Healthy soils are the basis for resilient agricultural systems. Yet, on working organic farms in the United States, disentangling the features of soil management that support agricultural resilience remains a key challenge. Importantly, available soil indicators have facilitated efforts to measure expression of soil health on-farm. Despite the widespread focus on quantitative soil indicators, farmers—who are closest to the land, and soil—have been largely omitted from research on soil health. However, if available soil indicators are to be considered effective by farmers, they must be grounded in farmers’ realities and local soil contexts. Engaging with farmer knowledge of soil—and farmers’ approaches to soil management in practice—therefore represents an important and underutilized opportunity to widen our research frame around how assessment of and management of soil on farms is realized.
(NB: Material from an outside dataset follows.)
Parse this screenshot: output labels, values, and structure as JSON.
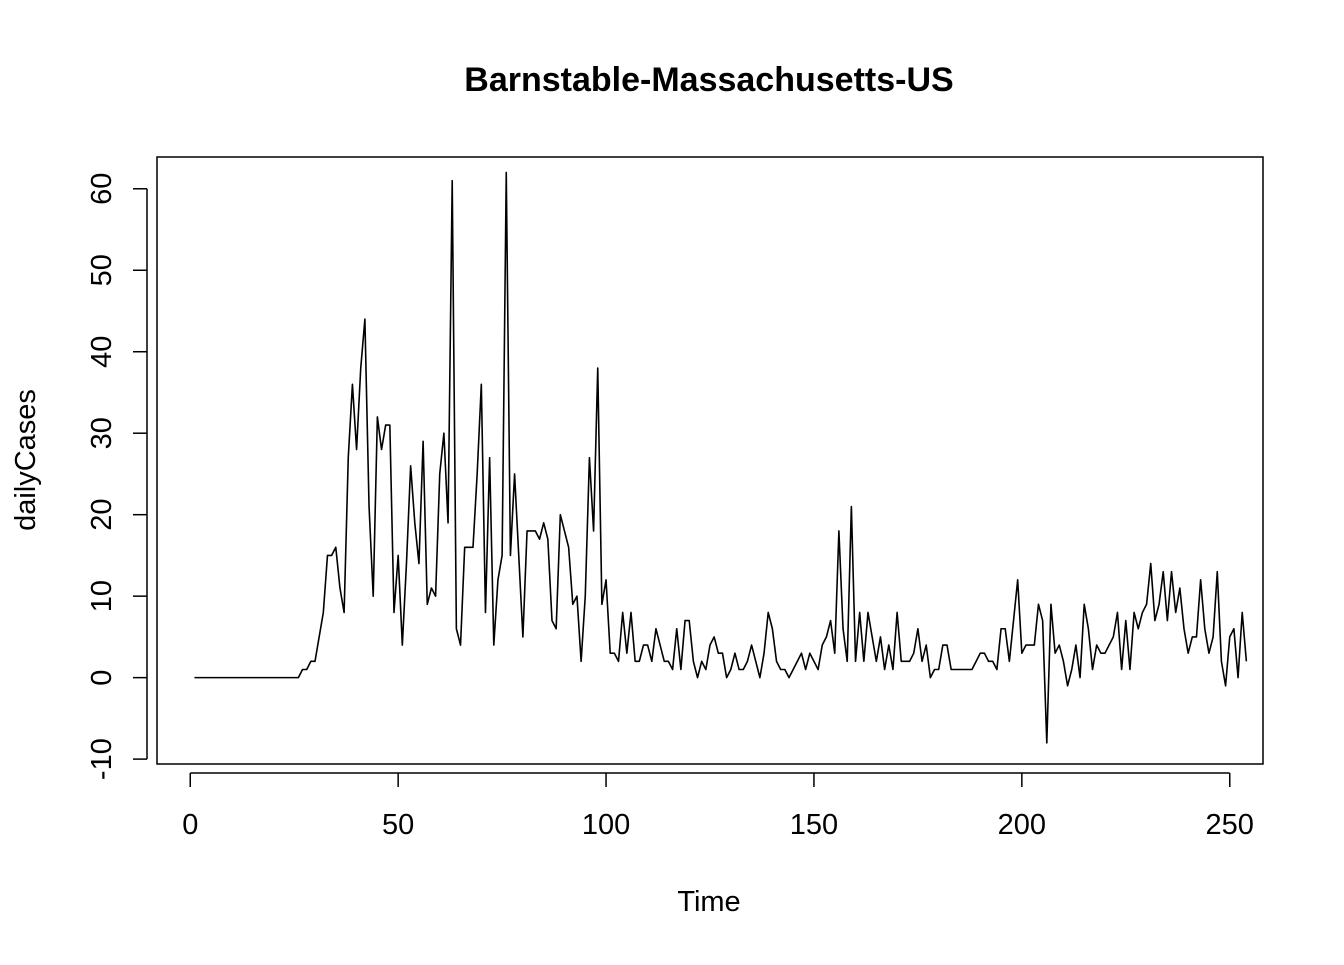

In this dissertation, I take a case study approach, focusing on 13 unique organic farms in Yolo County, California.
Across three chapters, I investigate three main questions at the intersection of farmer knowledge, soil nutrient dynamics related to soil health expression, and on-farm management—First, how do organic farmers who are engaged in alternative agriculture acquire, translate, and apply knowledge of their soil? Second, how can we better pinpoint soil nutrient dynamics, in particular nitrogen availability to crops, on working organic farms, and also consider the role of management and soil edaphic characteristics in influencing these belowground soil nitrogen processes? Third, how can farmer knowledge enhance current understanding of soil fertility and nutrient management, especially in relation to available indicators for on-farm soil fertility?
In the first chapter, I use in-depth interviews with farmers to present ways in which farmers in this location are thinking about their soil and soil management; in the discussion, I propose a framework for understanding the substance of farmer knowledge and farmer knowledge formation, and I then apply this framework to this modest group of farmers and document farmer knowledge of soil management in the region. In the second chapter, across the same farming community (and a single research station), I create farm typologies based on indicators for soil quality to understand nitrogen cycling and crop nitrogen availability—and the role of management and soil texture in explaining differences in soil quality. Overall, I found significant differentiation among farms based on soil organic matter quality, strongly driven by both recent management and soil edaphic factors; I also found that soil texture may play a more significant role in determining soil organic matter levels, especially compared to management. Finally in the third chapter, I assess the utility of available indicators for soil fertility in informing on-farm management across this same farming community; overall, results underscored the current overemphasis of crop nutrient availability in building on-farm soil fertility, and the importance of calibrating indicators for soil fertility within local soil contexts by working in collaboration with local farmers.